With a persistent layer, you don’t need to know up front what your business requirements are for history. If, at some time in the future, a user decides they want type 2 changes for a dimension attribute, In Dimodelo Data Warehouse Studio, simply change the attribute to type 2 and re process. The attribute is reloaded with full history. You could do a similar process with a manually developed solution.
In-fact persistent layer gives you the flexibility to completely drop and rebuild your data warehouse layer with full history at any time, or just rebuild one dimension or fact. Your data warehouse becomes a true ‘presentation layer’ that can adapt without fear of data loss. It provides the ability to re-load with full history if required (due to a change in logic, model or mistakes).
2. ETL Performance
Another key element of a persistent layer is performance. There are two (in my opinion) base strategies for improving ETL/ELT throughput. One is only process changed data (i.e. the delta change set), and the other is parallelism. Because a persistent layer is able to identify what changed and when, it is possible to identify the changed set of data. Therefore, all higher layer (e.g. Data Warehouse layer) can be incrementally updated from just the changed set of data. For example, a persistent table may have 500M rows, but on a daily basis the change set might be just 250k rows. This has a big impact on overall performance.
It also means that your extract logic can also be incremental. Because you have a full set of data in the persistent layer, feeding the Dimensional layer, only changes need to be extracted from the source to update the Persistent layer. Dimodelo Data Warehouse Studio supports 3 incremental extract patterns. Without Persistent Tables, it was difficult to do complex transform logic over the data from incremental extracts into ordinary transient staging tables. These staging tables would, on any given day, only have a small subset of rows from the source table/query. It was impossible to join these tables to other tables to get some other representation of the data that needed more than just the subset that was available.

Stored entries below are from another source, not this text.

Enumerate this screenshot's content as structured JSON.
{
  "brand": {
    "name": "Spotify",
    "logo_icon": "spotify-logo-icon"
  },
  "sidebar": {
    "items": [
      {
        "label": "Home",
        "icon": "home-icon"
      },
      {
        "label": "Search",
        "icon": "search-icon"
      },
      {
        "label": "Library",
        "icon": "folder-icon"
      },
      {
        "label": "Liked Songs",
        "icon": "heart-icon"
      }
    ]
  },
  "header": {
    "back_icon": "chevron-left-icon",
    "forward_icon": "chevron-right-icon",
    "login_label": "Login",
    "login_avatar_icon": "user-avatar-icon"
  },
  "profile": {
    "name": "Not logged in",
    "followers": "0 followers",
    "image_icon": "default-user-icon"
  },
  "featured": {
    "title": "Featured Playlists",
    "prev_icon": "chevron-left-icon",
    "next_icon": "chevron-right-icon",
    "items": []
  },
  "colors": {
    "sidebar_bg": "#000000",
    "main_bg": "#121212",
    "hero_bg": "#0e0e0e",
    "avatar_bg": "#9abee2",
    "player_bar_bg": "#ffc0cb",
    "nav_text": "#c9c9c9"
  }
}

3. Provide new types of accurate time based analysis
A persistent layer will support accurate Time-based insight like Churn. For example, in an Aged Care example, on average how often is the visit schedule changing in the 3 days preceding a home care visit. By reducing the churn of the schedule, an Aged Care provider could improve operational efficiency. This is a case where a report/dashboard might be written to source its data directly from the persistent layer.

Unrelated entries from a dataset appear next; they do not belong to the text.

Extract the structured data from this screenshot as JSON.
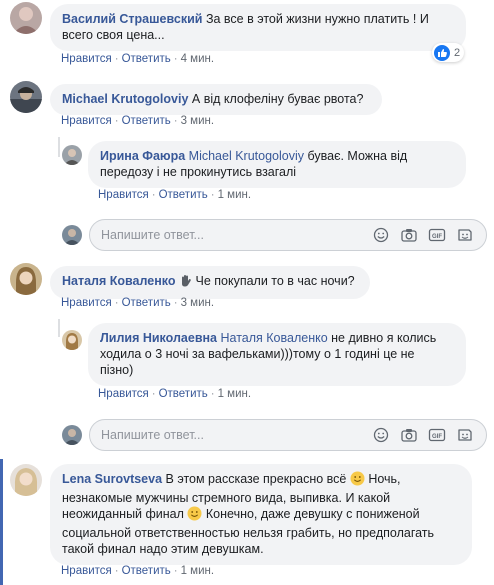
{
  "colors": {
    "link": "#385898",
    "bubble": "#f2f3f5",
    "meta": "#606770",
    "like": "#1877f2",
    "highlight": "#4267b2"
  },
  "comments": [
    {
      "author": "Василий Страшевский",
      "text_line1": "За все в этой жизни нужно платить ! И",
      "text_line2": "всего своя цена...",
      "like": "Нравится",
      "reply": "Ответить",
      "time": "4 мин.",
      "reaction_count": "2"
    },
    {
      "author": "Michael Krutogoloviy",
      "text": "А від клофеліну буває рвота?",
      "like": "Нравится",
      "reply": "Ответить",
      "time": "3 мин.",
      "replies": [
        {
          "author": "Ирина Фаюра",
          "mention": "Michael Krutogoloviy",
          "text_line1": "буває. Можна від",
          "text_line2": "передозу і не прокинутись взагалі",
          "like": "Нравится",
          "reply": "Ответить",
          "time": "1 мин."
        }
      ]
    },
    {
      "author": "Наталя Коваленко",
      "text": "Че покупали то в час ночи?",
      "like": "Нравится",
      "reply": "Ответить",
      "time": "3 мин.",
      "replies": [
        {
          "author": "Лилия Николаевна",
          "mention": "Наталя Коваленко",
          "text_line1": "не дивно я колись",
          "text_line2": "ходила о 3 ночі за вафельками)))тому о 1 годині це не",
          "text_line3": "пізно)",
          "like": "Нравится",
          "reply": "Ответить",
          "time": "1 мин."
        }
      ]
    },
    {
      "author": "Lena Surovtseva",
      "text_line1": "В этом рассказе прекрасно всё",
      "text_line1b": "Ночь,",
      "text_line2": "незнакомые мужчины стремного вида, выпивка. И какой",
      "text_line3": "неожиданный финал",
      "text_line3b": "Конечно, даже девушку с пониженой",
      "text_line4": "социальной ответственностью нельзя грабить, но предполагать",
      "text_line5": "такой финал надо этим девушкам.",
      "like": "Нравится",
      "reply": "Ответить",
      "time": "1 мин."
    }
  ],
  "composer": {
    "placeholder": "Напишите ответ..."
  },
  "icons": [
    "emoji-icon",
    "camera-icon",
    "gif-icon",
    "sticker-icon",
    "like-icon",
    "hand-emoji-icon",
    "smile-emoji-icon"
  ]
}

Another example I’ve seen is Electricity Network Reliability reporting, where is necessary (from a political/legislative point of view) to accurately record individual electrical outage information, the actions taken over time to rectify, and the outage impact on consumers over that time period.

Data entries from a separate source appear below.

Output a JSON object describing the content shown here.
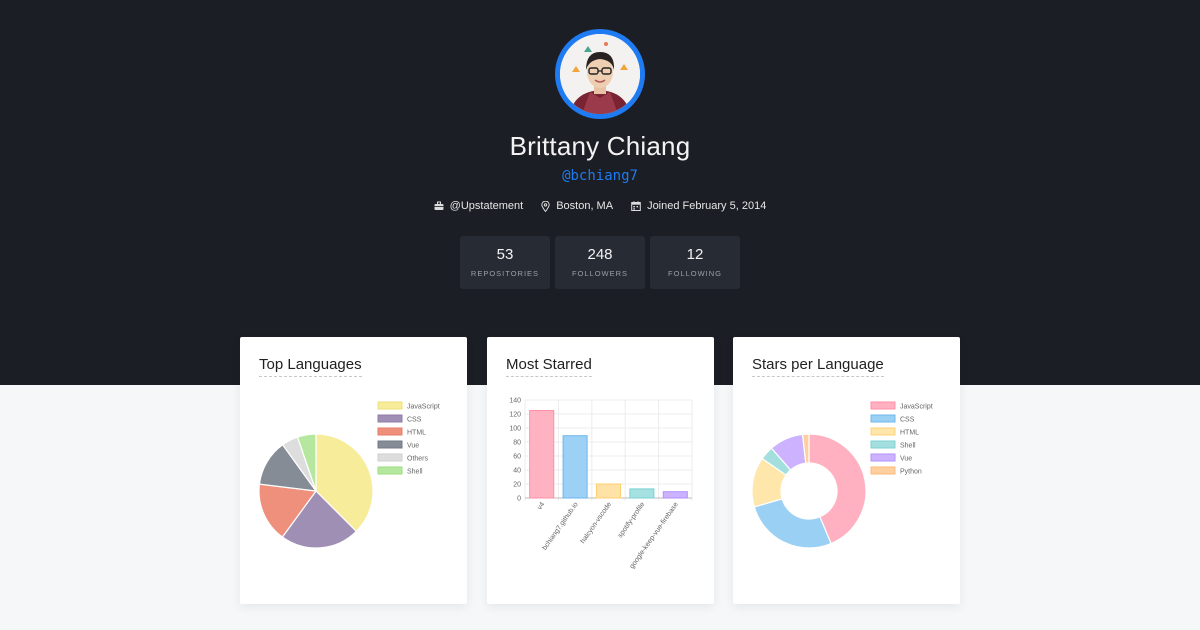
{
  "profile": {
    "name": "Brittany Chiang",
    "handle": "@bchiang7",
    "company": "@Upstatement",
    "location": "Boston, MA",
    "joined": "Joined February 5, 2014"
  },
  "stats": [
    {
      "value": "53",
      "label": "REPOSITORIES"
    },
    {
      "value": "248",
      "label": "FOLLOWERS"
    },
    {
      "value": "12",
      "label": "FOLLOWING"
    }
  ],
  "colors": {
    "hero_bg": "#1b1e24",
    "accent": "#1f7bf2",
    "stat_bg": "#272b33"
  },
  "chart_data": [
    {
      "type": "pie",
      "title": "Top Languages",
      "legend_position": "right",
      "labels": [
        "JavaScript",
        "CSS",
        "HTML",
        "Vue",
        "Others",
        "Shell"
      ],
      "values": [
        20,
        12,
        9,
        7,
        2.5,
        2.8
      ],
      "colors": [
        "#f7ec99",
        "#a08fb4",
        "#ee907b",
        "#858c95",
        "#dddddd",
        "#b5e89e"
      ],
      "border_colors": [
        "#efe17a",
        "#8f7ea8",
        "#e57e68",
        "#737a83",
        "#cfcfcf",
        "#9bdc7f"
      ]
    },
    {
      "type": "bar",
      "title": "Most Starred",
      "categories": [
        "v4",
        "bchiang7.github.io",
        "halcyon-vscode",
        "spotify-profile",
        "google-keep-vue-firebase"
      ],
      "values": [
        125,
        89,
        20,
        13,
        9
      ],
      "ylim": [
        0,
        140
      ],
      "yticks": [
        0,
        20,
        40,
        60,
        80,
        100,
        120,
        140
      ],
      "colors": [
        "#ffb2c1",
        "#9dd0f5",
        "#ffe2a6",
        "#a5e1e0",
        "#cbb3ff"
      ],
      "border_colors": [
        "#ff8fa6",
        "#6db6ec",
        "#ffcf70",
        "#78d2d0",
        "#b28fff"
      ],
      "grid": true
    },
    {
      "type": "pie",
      "title": "Stars per Language",
      "legend_position": "right",
      "labels": [
        "JavaScript",
        "CSS",
        "HTML",
        "Shell",
        "Vue",
        "Python"
      ],
      "values": [
        145,
        89,
        47,
        13,
        32,
        6
      ],
      "colors": [
        "#ffb1c1",
        "#9bd0f5",
        "#ffe6aa",
        "#a4dfdf",
        "#ccb2ff",
        "#ffcf9f"
      ],
      "border_colors": [
        "#ff90a8",
        "#6cb8ee",
        "#ffd27a",
        "#7fd2d2",
        "#b192ff",
        "#ffb877"
      ]
    }
  ]
}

Once you have a persistent layer, the possibilities for analysis and insights broaden. A persistent layer is also a very good source of data for machine learning algorithms.
4. Evidence !
How often have you been asked “why has my report changed”? Often the answer is that source data has change. A persistent layer gives you evidence you can point to (literally) to explain why a report has changed. Some of our clients are doing this on a daily basis.
5. Auditing
In the age of GDPR, Sarbanes-Oxley etc, being able to provide an accurate history of change in your systems is imperative. A persistent layer provides that history. Only with a bi-temporal database can organizations maintain a complete and accurate picture of the past to understand exactly who knew what and did what, when.